В ту ночь мы поняли: это не учения. Это не авария. Это что-то другое. Что-то ужасное.

Отец достал из кладовки старый, еще дедовский, охотничий нож – единственное подобие оружия в нашей квартире. Мама достала иконку Николая Чудотворца и беззвучно шевелила губами, глядя на темное окно. Мы придвинули к входной двери тяжелый диван, пару кресел. Сели на кухне, не зажигая свет. Слушали.

Шаги на лестничной клетке. Тяжелые, неритмичные. Будто кто-то большой и неуклюжий поднимался по ступенькам. Шаги остановились на нашем этаже. Мы замерли. За дверью послышался скрежет. Потом – тихий, вкрадчивый шепот. Голос принадлежал нашей соседке сверху, бабе Ни́не, божьему одуванчику.

«Артёмка? Родители дома? Откройте, милые… Мне плохо… Сердце прихватило… Водички бы…»

Голос был похож. Почти неотличим. Но интонация… Слишком ровная. Безжизненная. Словно пластинка заела. Мама хотела было подойти к двери, но отец крепко схватил ее за руку и покачал головой. Мы молчали.

Шепот за дверью продолжался еще пару минут, монотонно повторяя просьбу. Потом раздался тихий вздох, больше похожий на шипение, и шаги стали удаляться.

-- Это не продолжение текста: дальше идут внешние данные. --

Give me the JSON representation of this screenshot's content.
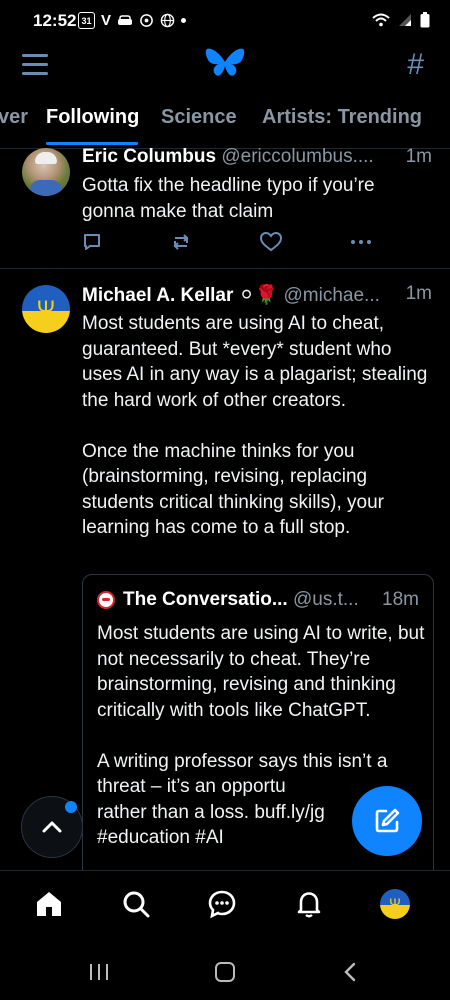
{
  "status_bar": {
    "time": "12:52",
    "calendar_badge": "31",
    "v_icon": "V"
  },
  "tabs": [
    {
      "label": "ver"
    },
    {
      "label": "Following"
    },
    {
      "label": "Science"
    },
    {
      "label": "Artists: Trending"
    }
  ],
  "post1": {
    "author": "Eric Columbus",
    "handle": "@ericcolumbus....",
    "time": "1m",
    "text": "Gotta fix the headline typo if you’re gonna make that claim"
  },
  "post2": {
    "author": "Michael A. Kellar",
    "emoji": "⚪🌹",
    "handle": "@michae...",
    "time": "1m",
    "text": "Most students are using AI to cheat, guaranteed.  But *every* student who uses AI in any way is a plagarist; stealing the hard work of other creators.\n\nOnce the machine thinks for you (brainstorming, revising, replacing students critical thinking skills), your learning has come to a full stop.",
    "quote": {
      "author": "The Conversatio...",
      "handle": "@us.t...",
      "time": "18m",
      "text": "Most students are using AI to write, but not necessarily to cheat. They’re brainstorming, revising and thinking critically with tools like ChatGPT.\n\nA writing professor says this isn’t a threat – it’s an opportu\nrather than a loss. buff.ly/jg\n#education #AI"
    }
  },
  "colors": {
    "accent": "#1083fe",
    "muted": "#8a96a3",
    "icon": "#6b8db5"
  }
}
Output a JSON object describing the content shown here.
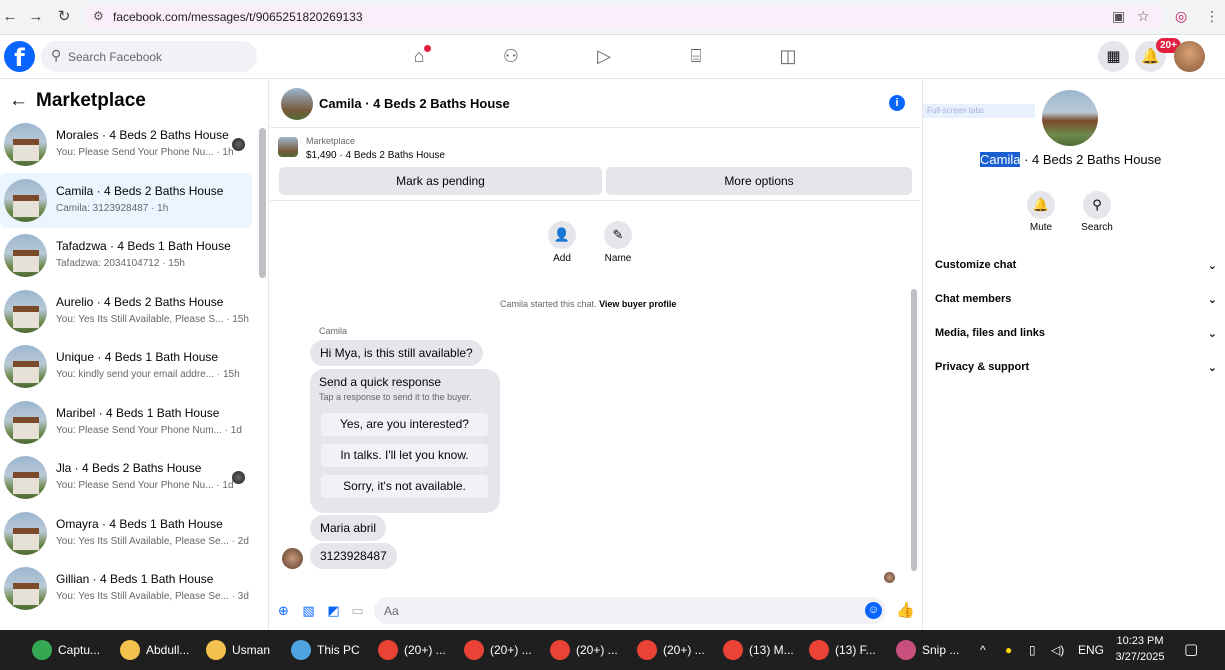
{
  "browser": {
    "url": "facebook.com/messages/t/9065251820269133"
  },
  "fb": {
    "search_placeholder": "Search Facebook",
    "notif_badge": "20+"
  },
  "left": {
    "title": "Marketplace",
    "conversations": [
      {
        "name": "Morales · 4 Beds 2 Baths House",
        "sub": "You: Please Send Your Phone Nu... · 1h",
        "mini": true
      },
      {
        "name": "Camila · 4 Beds 2 Baths House",
        "sub": "Camila: 3123928487 · 1h",
        "active": true
      },
      {
        "name": "Tafadzwa · 4 Beds 1 Bath House",
        "sub": "Tafadzwa: 2034104712 · 15h"
      },
      {
        "name": "Aurelio · 4 Beds 2 Baths House",
        "sub": "You: Yes Its Still Available, Please S... · 15h"
      },
      {
        "name": "Unique · 4 Beds 1 Bath House",
        "sub": "You: kindly send your email addre... · 15h"
      },
      {
        "name": "Maribel · 4 Beds 1 Bath House",
        "sub": "You: Please Send Your Phone Num... · 1d"
      },
      {
        "name": "Jla · 4 Beds 2 Baths House",
        "sub": "You: Please Send Your Phone Nu... · 1d",
        "mini": true
      },
      {
        "name": "Omayra · 4 Beds 1 Bath House",
        "sub": "You: Yes Its Still Available, Please Se... · 2d"
      },
      {
        "name": "Gillian · 4 Beds 1 Bath House",
        "sub": "You: Yes Its Still Available, Please Se... · 3d"
      }
    ]
  },
  "chat": {
    "title": "Camila · 4 Beds 2 Baths House",
    "listing_category": "Marketplace",
    "listing_price": "$1,490 · 4 Beds 2 Baths House",
    "mark_pending": "Mark as pending",
    "more_options": "More options",
    "add_label": "Add",
    "name_label": "Name",
    "system_msg": "Camila started this chat.",
    "system_link": "View buyer profile",
    "sender": "Camila",
    "msg1": "Hi Mya, is this still available?",
    "quick_title": "Send a quick response",
    "quick_sub": "Tap a response to send it to the buyer.",
    "quick_options": [
      "Yes, are you interested?",
      "In talks. I'll let you know.",
      "Sorry, it's not available."
    ],
    "msg2": "Maria abril",
    "msg3": "3123928487",
    "composer_placeholder": "Aa"
  },
  "right": {
    "title_selected": "Camila",
    "title_rest": " · 4 Beds 2 Baths House",
    "ghost": "Full-screen tabs",
    "mute": "Mute",
    "search": "Search",
    "sections": [
      "Customize chat",
      "Chat members",
      "Media, files and links",
      "Privacy & support"
    ]
  },
  "taskbar": {
    "items": [
      {
        "label": "Captu...",
        "color": "#34a853"
      },
      {
        "label": "Abdull...",
        "color": "#f2c14e"
      },
      {
        "label": "Usman",
        "color": "#f2c14e"
      },
      {
        "label": "This PC",
        "color": "#4fa3e0"
      },
      {
        "label": "(20+) ...",
        "color": "#ea4335"
      },
      {
        "label": "(20+) ...",
        "color": "#ea4335"
      },
      {
        "label": "(20+) ...",
        "color": "#ea4335"
      },
      {
        "label": "(20+) ...",
        "color": "#ea4335"
      },
      {
        "label": "(13) M...",
        "color": "#ea4335"
      },
      {
        "label": "(13) F...",
        "color": "#ea4335"
      },
      {
        "label": "Snip ...",
        "color": "#c94f7c"
      }
    ],
    "lang": "ENG",
    "time": "10:23 PM",
    "date": "3/27/2025"
  }
}
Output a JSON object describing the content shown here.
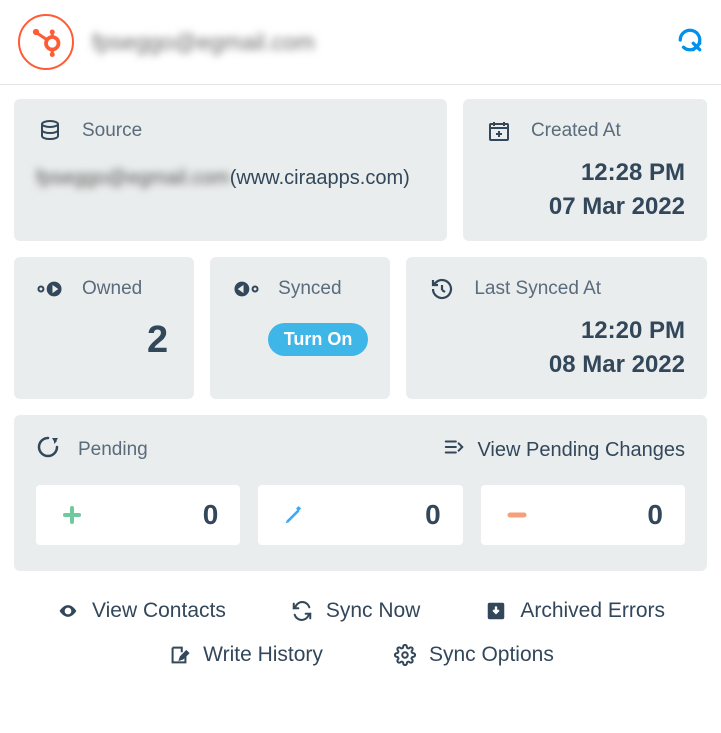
{
  "header": {
    "email": "fpseggo@egmail.com"
  },
  "source": {
    "label": "Source",
    "email_prefix": "fpseggo@egmail.com",
    "domain": "(www.ciraapps.com)"
  },
  "created": {
    "label": "Created At",
    "time": "12:28 PM",
    "date": "07 Mar 2022"
  },
  "owned": {
    "label": "Owned",
    "count": "2"
  },
  "synced": {
    "label": "Synced",
    "button": "Turn On"
  },
  "last_synced": {
    "label": "Last Synced At",
    "time": "12:20 PM",
    "date": "08 Mar 2022"
  },
  "pending": {
    "label": "Pending",
    "view_link": "View Pending Changes",
    "add_count": "0",
    "edit_count": "0",
    "remove_count": "0"
  },
  "actions": {
    "view_contacts": "View Contacts",
    "sync_now": "Sync Now",
    "archived_errors": "Archived Errors",
    "write_history": "Write History",
    "sync_options": "Sync Options"
  }
}
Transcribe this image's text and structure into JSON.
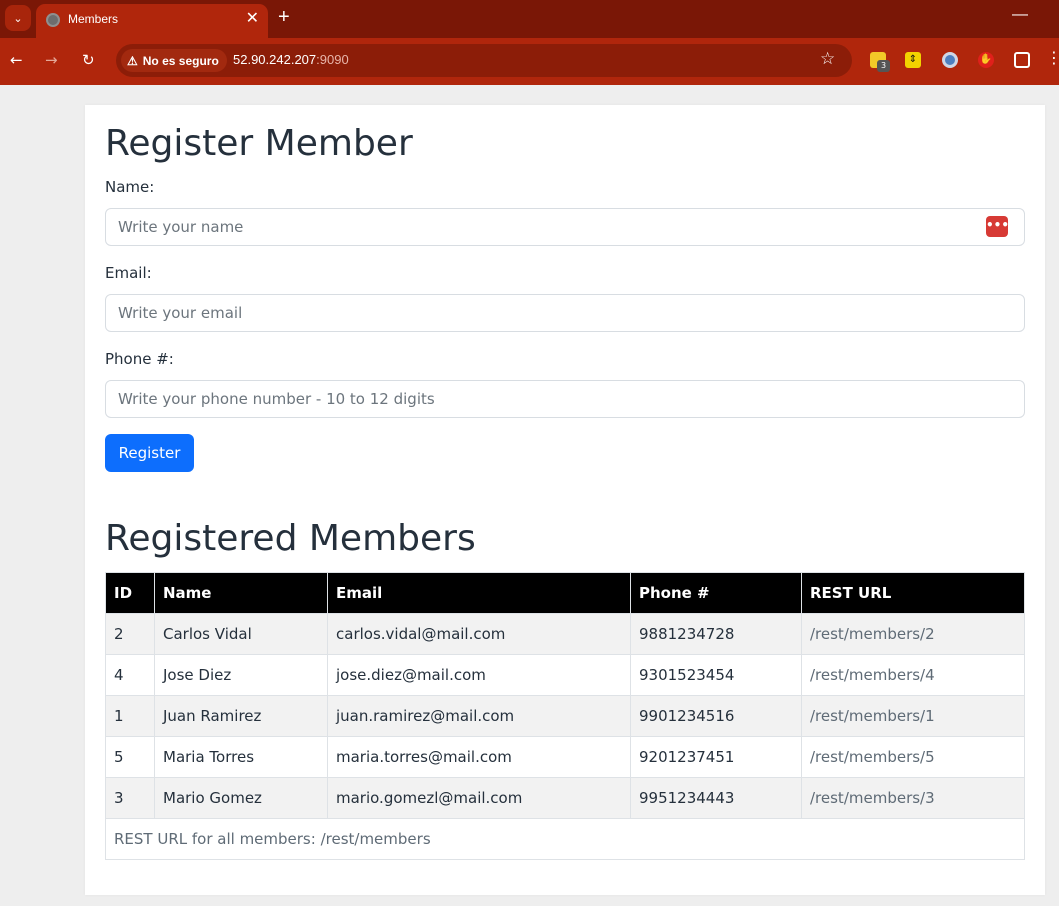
{
  "browser": {
    "tab_title": "Members",
    "new_tab": "+",
    "close": "✕",
    "minimize": "—",
    "not_secure_label": "No es seguro",
    "url_host": "52.90.242.207",
    "url_port": ":9090",
    "extension_badge": "3"
  },
  "register": {
    "heading": "Register Member",
    "name_label": "Name:",
    "name_placeholder": "Write your name",
    "email_label": "Email:",
    "email_placeholder": "Write your email",
    "phone_label": "Phone #:",
    "phone_placeholder": "Write your phone number - 10 to 12 digits",
    "submit_label": "Register"
  },
  "members": {
    "heading": "Registered Members",
    "columns": [
      "ID",
      "Name",
      "Email",
      "Phone #",
      "REST URL"
    ],
    "rows": [
      {
        "id": "2",
        "name": "Carlos Vidal",
        "email": "carlos.vidal@mail.com",
        "phone": "9881234728",
        "url": "/rest/members/2"
      },
      {
        "id": "4",
        "name": "Jose Diez",
        "email": "jose.diez@mail.com",
        "phone": "9301523454",
        "url": "/rest/members/4"
      },
      {
        "id": "1",
        "name": "Juan Ramirez",
        "email": "juan.ramirez@mail.com",
        "phone": "9901234516",
        "url": "/rest/members/1"
      },
      {
        "id": "5",
        "name": "Maria Torres",
        "email": "maria.torres@mail.com",
        "phone": "9201237451",
        "url": "/rest/members/5"
      },
      {
        "id": "3",
        "name": "Mario Gomez",
        "email": "mario.gomezl@mail.com",
        "phone": "9951234443",
        "url": "/rest/members/3"
      }
    ],
    "footer_text": "REST URL for all members: ",
    "footer_link": "/rest/members"
  },
  "colors": {
    "tab_bar": "#7a1706",
    "toolbar": "#b0260c",
    "primary_button": "#0d6efd",
    "table_header": "#000000"
  }
}
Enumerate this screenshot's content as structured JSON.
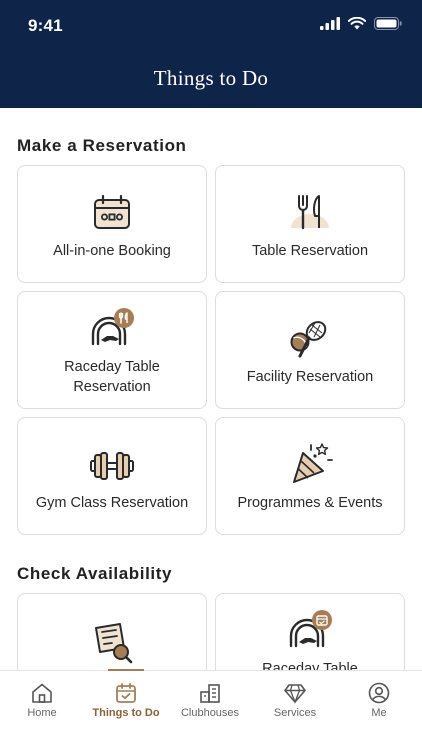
{
  "status": {
    "time": "9:41"
  },
  "header": {
    "title": "Things to Do"
  },
  "sections": {
    "reservation_title": "Make a Reservation",
    "availability_title": "Check Availability"
  },
  "reservations": [
    {
      "label": "All-in-one Booking",
      "icon": "calendar-booking-icon"
    },
    {
      "label": "Table Reservation",
      "icon": "fork-knife-icon"
    },
    {
      "label": "Raceday Table Reservation",
      "icon": "racecourse-dining-icon"
    },
    {
      "label": "Facility Reservation",
      "icon": "racket-ball-icon"
    },
    {
      "label": "Gym Class Reservation",
      "icon": "dumbbell-icon"
    },
    {
      "label": "Programmes & Events",
      "icon": "party-popper-icon"
    }
  ],
  "availability": [
    {
      "label": "",
      "icon": "document-search-icon"
    },
    {
      "label": "Raceday Table",
      "icon": "racecourse-calendar-icon"
    }
  ],
  "tabs": [
    {
      "label": "Home",
      "icon": "home-icon",
      "active": false
    },
    {
      "label": "Things to Do",
      "icon": "calendar-check-icon",
      "active": true
    },
    {
      "label": "Clubhouses",
      "icon": "building-icon",
      "active": false
    },
    {
      "label": "Services",
      "icon": "diamond-icon",
      "active": false
    },
    {
      "label": "Me",
      "icon": "user-icon",
      "active": false
    }
  ],
  "colors": {
    "header": "#0f2449",
    "accent": "#a57e55",
    "accent_light": "#f1e3d2"
  }
}
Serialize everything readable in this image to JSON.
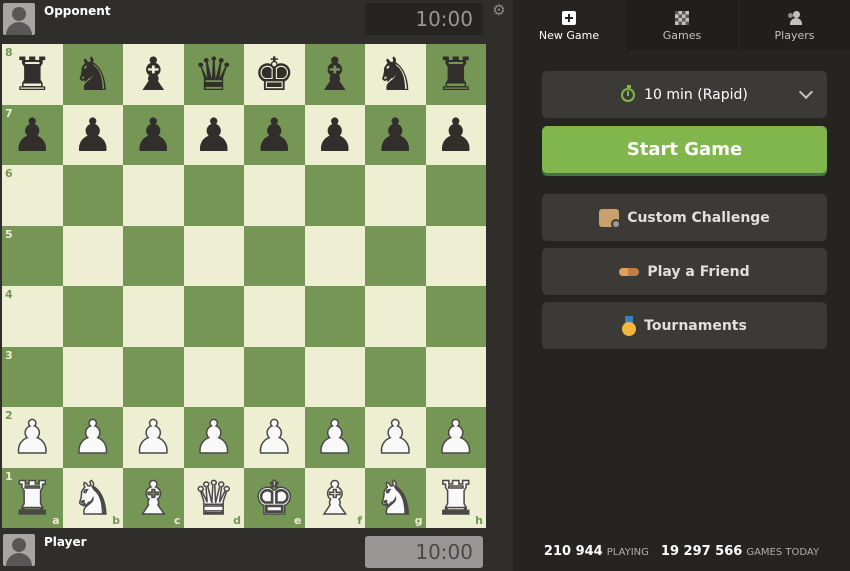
{
  "opponent": {
    "name": "Opponent",
    "clock": "10:00"
  },
  "player": {
    "name": "Player",
    "clock": "10:00"
  },
  "board": {
    "ranks": [
      "8",
      "7",
      "6",
      "5",
      "4",
      "3",
      "2",
      "1"
    ],
    "files": [
      "a",
      "b",
      "c",
      "d",
      "e",
      "f",
      "g",
      "h"
    ],
    "position": [
      [
        "bR",
        "bN",
        "bB",
        "bQ",
        "bK",
        "bB",
        "bN",
        "bR"
      ],
      [
        "bP",
        "bP",
        "bP",
        "bP",
        "bP",
        "bP",
        "bP",
        "bP"
      ],
      [
        "",
        "",
        "",
        "",
        "",
        "",
        "",
        ""
      ],
      [
        "",
        "",
        "",
        "",
        "",
        "",
        "",
        ""
      ],
      [
        "",
        "",
        "",
        "",
        "",
        "",
        "",
        ""
      ],
      [
        "",
        "",
        "",
        "",
        "",
        "",
        "",
        ""
      ],
      [
        "wP",
        "wP",
        "wP",
        "wP",
        "wP",
        "wP",
        "wP",
        "wP"
      ],
      [
        "wR",
        "wN",
        "wB",
        "wQ",
        "wK",
        "wB",
        "wN",
        "wR"
      ]
    ],
    "light_color": "#eeeed2",
    "dark_color": "#769656"
  },
  "tabs": [
    {
      "label": "New Game",
      "icon": "plus-square-icon",
      "active": true
    },
    {
      "label": "Games",
      "icon": "checkerboard-icon",
      "active": false
    },
    {
      "label": "Players",
      "icon": "players-icon",
      "active": false
    }
  ],
  "time_control": {
    "label": "10 min (Rapid)",
    "icon": "stopwatch-icon"
  },
  "buttons": {
    "start": "Start Game",
    "custom": "Custom Challenge",
    "friend": "Play a Friend",
    "tournaments": "Tournaments"
  },
  "stats": {
    "playing_count": "210 944",
    "playing_label": "PLAYING",
    "games_count": "19 297 566",
    "games_label": "GAMES TODAY"
  },
  "colors": {
    "accent": "#81b64c",
    "panel": "#262421",
    "button": "#3c3a37"
  }
}
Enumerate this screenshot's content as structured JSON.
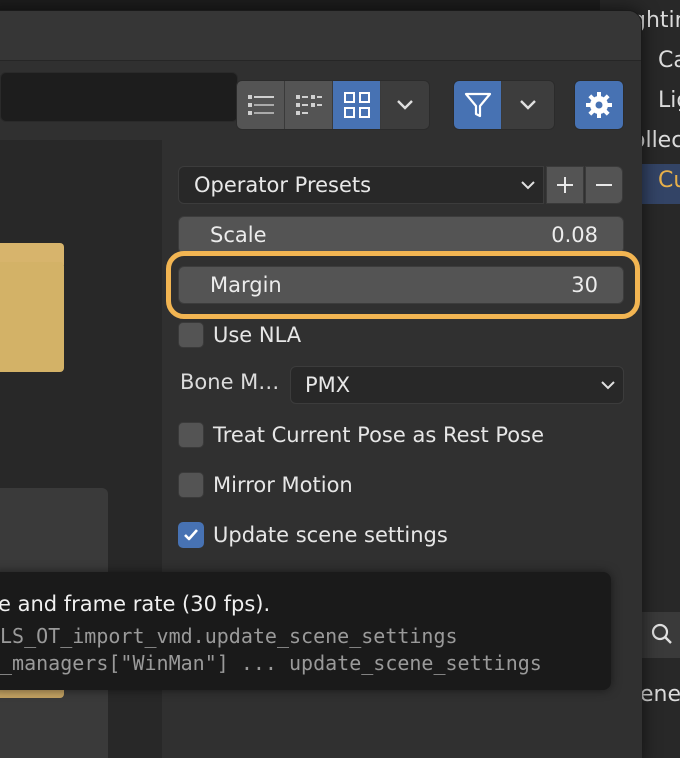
{
  "outliner": {
    "rows": [
      "ghtin",
      "Ca",
      "Lig",
      "ollec",
      "Cu"
    ],
    "scene_label": "ene"
  },
  "toolbar": {
    "view_buttons": [
      "vertical-list-icon",
      "horizontal-list-icon",
      "thumbnails-icon"
    ],
    "filter_icon": "filter-icon",
    "settings_icon": "gear-icon"
  },
  "operator": {
    "presets_label": "Operator Presets",
    "scale_label": "Scale",
    "scale_value": "0.08",
    "margin_label": "Margin",
    "margin_value": "30",
    "use_nla_label": "Use NLA",
    "use_nla_checked": false,
    "bone_mapper_label": "Bone M…",
    "bone_mapper_value": "PMX",
    "treat_pose_label": "Treat Current Pose as Rest Pose",
    "treat_pose_checked": false,
    "mirror_label": "Mirror Motion",
    "mirror_checked": false,
    "update_scene_label": "Update scene settings",
    "update_scene_checked": true
  },
  "tooltip": {
    "line1": "e and frame rate (30 fps).",
    "line2": "LS_OT_import_vmd.update_scene_settings",
    "line3": "_managers[\"WinMan\"] ... update_scene_settings"
  },
  "colors": {
    "accent": "#4772b3",
    "highlight": "#f2b552",
    "folder": "#d3b267"
  }
}
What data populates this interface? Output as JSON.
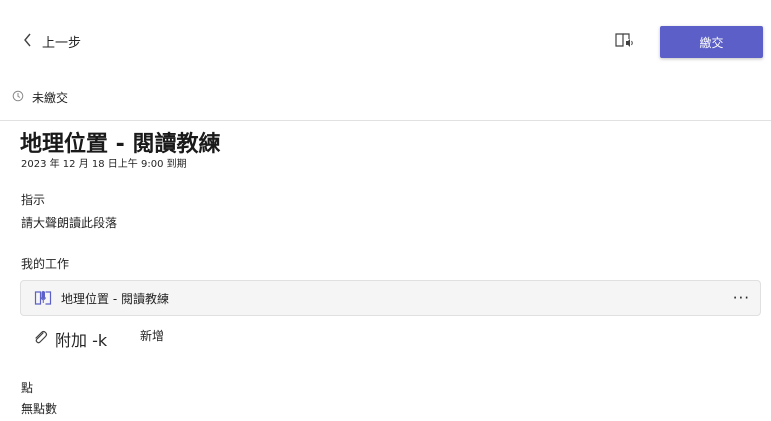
{
  "header": {
    "back_label": "上一步",
    "submit_label": "繳交"
  },
  "status": {
    "text": "未繳交"
  },
  "assignment": {
    "title": "地理位置 - 閱讀教練",
    "due": "2023 年 12 月 18 日上午 9:00 到期"
  },
  "instructions": {
    "label": "指示",
    "text": "請大聲朗讀此段落"
  },
  "my_work": {
    "label": "我的工作",
    "item_title": "地理位置 - 閱讀教練",
    "more_label": "···",
    "attach_label": "附加 -k",
    "new_label": "新增"
  },
  "points": {
    "label": "點",
    "value": "無點數"
  },
  "colors": {
    "accent": "#5b5fc7",
    "card_background": "#f5f5f5"
  },
  "icons": {
    "back": "chevron-left-icon",
    "reader": "immersive-reader-icon",
    "status": "clock-icon",
    "work_item": "reading-coach-icon",
    "attach": "paperclip-icon"
  }
}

Через полчаса – новая попытка. На этот раз голос соседа снизу, дяди Ко́ли, веселого толстяка, с которым отец иногда играл в домино во дворе. «Петро́вич! Артём! Открывай, мужики! Там… там такое творится! Надо вместе держаться! Выходите!» Тот же эффект. Знакомый голос, но… мертвый. Пустой. Мы снова молчали, вжавшись в стулья.

Потом мы услышали, как они пытаются вломиться к соседям напротив – семье с маленьким ребенком. Сначала уговоры голосом матери семейства, потом – требовательный мужской бас. Когда им не открыли, раздался оглушительный треск выламываемой двери. Короткий женский визг, детский плач, быстро оборвавшийся, и глухой удар. А потом – тишина. И звук… чавкающий, влажный.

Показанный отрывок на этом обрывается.